Um Chancengleichheit sicherzustellen, müssten auch kleine Parteien schon unter geringeren Voraussetzungen berechtigt sein, staatliche Mittel zu erhalten.
Martin Morlok: "Deswegen braucht man nach meiner Einschätzung ein Gesetz für die Parteistiftungen, das festlegt, wer unter welchen Voraussetzungen Geld bekommt. Und dass man vielleicht auch Parameter aufstellt, wieviel Geld das sein soll. Aber nochmal: die Wettbewerbsbedingungen gehören klar gesetzlich fixiert und sollten nicht von den akut mächtigen Parteien definiert werden können."
Michael Koß: "Der Anschein eines Selbstbedienungsladens entsteht ja eigentlich immer da, wo man nicht genau weiß, ob diese Selbstbedienung stattfindet. Sprich wo Finanzierungspraktiken, sowohl was die Einnahmen als auch Ausgaben angehen, intransparent sind. Unwissen ist einfach mal der Nährboden für Spekulationen. Deswegen wundere ich mich auch manchmal, warum man nicht von sich aus Klarheit in die Sache bringt, um den eigenen Ansehensverlust abzuwenden."

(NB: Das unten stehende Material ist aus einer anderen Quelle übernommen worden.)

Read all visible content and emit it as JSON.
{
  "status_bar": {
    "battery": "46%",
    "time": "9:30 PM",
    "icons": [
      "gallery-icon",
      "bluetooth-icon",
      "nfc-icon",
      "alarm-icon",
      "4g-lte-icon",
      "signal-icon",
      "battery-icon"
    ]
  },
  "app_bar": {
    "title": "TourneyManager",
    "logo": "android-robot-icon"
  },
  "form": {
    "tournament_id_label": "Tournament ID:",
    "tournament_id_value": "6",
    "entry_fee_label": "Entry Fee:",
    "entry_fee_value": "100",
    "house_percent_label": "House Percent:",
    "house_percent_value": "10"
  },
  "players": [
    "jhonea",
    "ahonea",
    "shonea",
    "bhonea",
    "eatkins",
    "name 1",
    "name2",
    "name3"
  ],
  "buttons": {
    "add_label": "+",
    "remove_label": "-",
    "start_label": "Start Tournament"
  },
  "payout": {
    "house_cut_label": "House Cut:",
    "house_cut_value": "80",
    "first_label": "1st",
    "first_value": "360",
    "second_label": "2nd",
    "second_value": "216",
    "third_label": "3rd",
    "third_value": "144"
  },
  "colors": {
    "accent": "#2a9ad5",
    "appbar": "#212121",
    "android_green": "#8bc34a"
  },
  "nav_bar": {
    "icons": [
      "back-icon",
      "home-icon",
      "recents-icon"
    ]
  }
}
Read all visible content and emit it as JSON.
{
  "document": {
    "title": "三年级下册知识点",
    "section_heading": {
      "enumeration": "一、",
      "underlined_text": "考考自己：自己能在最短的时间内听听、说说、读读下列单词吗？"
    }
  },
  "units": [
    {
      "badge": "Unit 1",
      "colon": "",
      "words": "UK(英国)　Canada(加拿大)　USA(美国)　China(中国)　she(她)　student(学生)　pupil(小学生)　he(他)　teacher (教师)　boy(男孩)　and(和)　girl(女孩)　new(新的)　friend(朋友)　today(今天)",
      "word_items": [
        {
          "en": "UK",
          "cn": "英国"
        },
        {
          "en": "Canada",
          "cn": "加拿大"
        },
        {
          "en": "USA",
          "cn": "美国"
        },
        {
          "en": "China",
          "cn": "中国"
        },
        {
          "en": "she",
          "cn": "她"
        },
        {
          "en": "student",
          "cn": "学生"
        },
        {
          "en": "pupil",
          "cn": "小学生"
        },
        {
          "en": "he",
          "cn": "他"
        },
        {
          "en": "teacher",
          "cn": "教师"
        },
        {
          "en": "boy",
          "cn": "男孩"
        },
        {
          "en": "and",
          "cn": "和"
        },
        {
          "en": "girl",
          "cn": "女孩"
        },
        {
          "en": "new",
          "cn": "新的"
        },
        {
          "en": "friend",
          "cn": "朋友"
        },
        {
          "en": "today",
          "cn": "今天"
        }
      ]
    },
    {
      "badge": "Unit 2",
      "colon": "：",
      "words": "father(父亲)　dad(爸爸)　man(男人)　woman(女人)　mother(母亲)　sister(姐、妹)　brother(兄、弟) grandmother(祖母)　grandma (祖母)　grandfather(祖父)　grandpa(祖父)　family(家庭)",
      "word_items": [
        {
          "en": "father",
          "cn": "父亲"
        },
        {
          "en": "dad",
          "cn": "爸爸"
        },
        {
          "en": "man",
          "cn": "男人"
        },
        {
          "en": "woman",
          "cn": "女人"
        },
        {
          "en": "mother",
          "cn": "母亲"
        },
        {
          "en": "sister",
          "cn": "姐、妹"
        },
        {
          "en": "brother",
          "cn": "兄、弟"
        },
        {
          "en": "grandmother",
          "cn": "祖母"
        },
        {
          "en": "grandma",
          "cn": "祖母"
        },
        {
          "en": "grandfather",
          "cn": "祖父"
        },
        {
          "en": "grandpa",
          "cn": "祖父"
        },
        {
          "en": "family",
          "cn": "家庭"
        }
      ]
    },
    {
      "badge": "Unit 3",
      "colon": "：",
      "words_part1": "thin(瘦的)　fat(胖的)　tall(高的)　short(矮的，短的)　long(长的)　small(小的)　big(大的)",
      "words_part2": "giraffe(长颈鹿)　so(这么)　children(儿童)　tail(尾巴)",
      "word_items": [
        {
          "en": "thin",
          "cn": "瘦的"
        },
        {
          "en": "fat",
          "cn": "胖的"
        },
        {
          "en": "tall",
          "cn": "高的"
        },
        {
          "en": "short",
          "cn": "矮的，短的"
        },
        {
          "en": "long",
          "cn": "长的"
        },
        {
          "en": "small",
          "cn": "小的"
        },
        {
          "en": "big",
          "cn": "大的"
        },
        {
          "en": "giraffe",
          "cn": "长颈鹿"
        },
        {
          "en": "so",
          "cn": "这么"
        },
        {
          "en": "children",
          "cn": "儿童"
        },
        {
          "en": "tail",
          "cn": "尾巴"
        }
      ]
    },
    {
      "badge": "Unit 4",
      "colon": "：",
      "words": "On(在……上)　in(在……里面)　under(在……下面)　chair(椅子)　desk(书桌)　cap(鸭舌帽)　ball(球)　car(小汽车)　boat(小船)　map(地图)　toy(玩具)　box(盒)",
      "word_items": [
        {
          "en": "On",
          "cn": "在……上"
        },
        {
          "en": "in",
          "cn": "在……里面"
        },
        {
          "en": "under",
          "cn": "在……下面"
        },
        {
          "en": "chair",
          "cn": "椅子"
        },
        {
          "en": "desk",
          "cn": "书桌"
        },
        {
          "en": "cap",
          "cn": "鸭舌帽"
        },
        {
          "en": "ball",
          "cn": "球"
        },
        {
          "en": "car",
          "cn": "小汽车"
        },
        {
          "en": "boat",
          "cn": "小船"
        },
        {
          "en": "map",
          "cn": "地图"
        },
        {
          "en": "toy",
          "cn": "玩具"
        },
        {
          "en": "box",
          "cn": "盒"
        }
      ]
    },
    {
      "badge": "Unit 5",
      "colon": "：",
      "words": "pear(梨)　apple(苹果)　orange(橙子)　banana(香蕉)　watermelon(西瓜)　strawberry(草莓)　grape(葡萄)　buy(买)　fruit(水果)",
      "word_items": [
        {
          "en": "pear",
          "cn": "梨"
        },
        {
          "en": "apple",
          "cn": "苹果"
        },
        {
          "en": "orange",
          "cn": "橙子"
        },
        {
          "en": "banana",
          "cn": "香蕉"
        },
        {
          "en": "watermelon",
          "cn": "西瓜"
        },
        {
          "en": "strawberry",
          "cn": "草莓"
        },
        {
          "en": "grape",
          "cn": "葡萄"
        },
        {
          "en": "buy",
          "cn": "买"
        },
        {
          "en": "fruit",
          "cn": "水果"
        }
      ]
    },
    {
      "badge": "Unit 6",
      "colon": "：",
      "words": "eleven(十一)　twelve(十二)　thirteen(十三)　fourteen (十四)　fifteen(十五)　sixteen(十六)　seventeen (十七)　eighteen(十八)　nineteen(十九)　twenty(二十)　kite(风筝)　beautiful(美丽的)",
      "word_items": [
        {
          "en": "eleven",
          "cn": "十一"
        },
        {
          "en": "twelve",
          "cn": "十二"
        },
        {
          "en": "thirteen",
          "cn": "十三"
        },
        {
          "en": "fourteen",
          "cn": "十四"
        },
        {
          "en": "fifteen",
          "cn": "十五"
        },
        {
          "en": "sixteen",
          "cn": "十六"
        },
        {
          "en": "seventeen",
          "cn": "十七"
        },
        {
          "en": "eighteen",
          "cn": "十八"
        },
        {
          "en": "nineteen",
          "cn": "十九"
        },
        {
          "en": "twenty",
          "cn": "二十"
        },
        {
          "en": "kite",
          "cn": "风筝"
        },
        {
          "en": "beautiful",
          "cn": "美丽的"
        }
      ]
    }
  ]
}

Ein Stiftungsgesetz könnte die Einnahmenseite der politischen Stiftungen einheitlich regeln, ein Politikfinanzierungsbericht Transparenz auf der Ausgabenseite schaffen. In ihrer "Gemeinsamen Erklärung" schlugen die fünf unterzeichnenden Stiftungen vor, "bei einer Erhöhung des Gesamtansatzes der Globalzuschüsse die Zuwachsrate des Gesamthaushaltes grundsätzlich nicht zu überschreiten". Für dieses Jahr ist man damit im grünen Bereich: Es stehen im Haushaltsplan nur 2000 Euro mehr als im vergangenen Jahr. Reinhard Weil:
"Politische Bildung und politische Beratung sind die Betriebskosten der Demokratie. Die Demokratie ist auch nicht umsonst zu haben."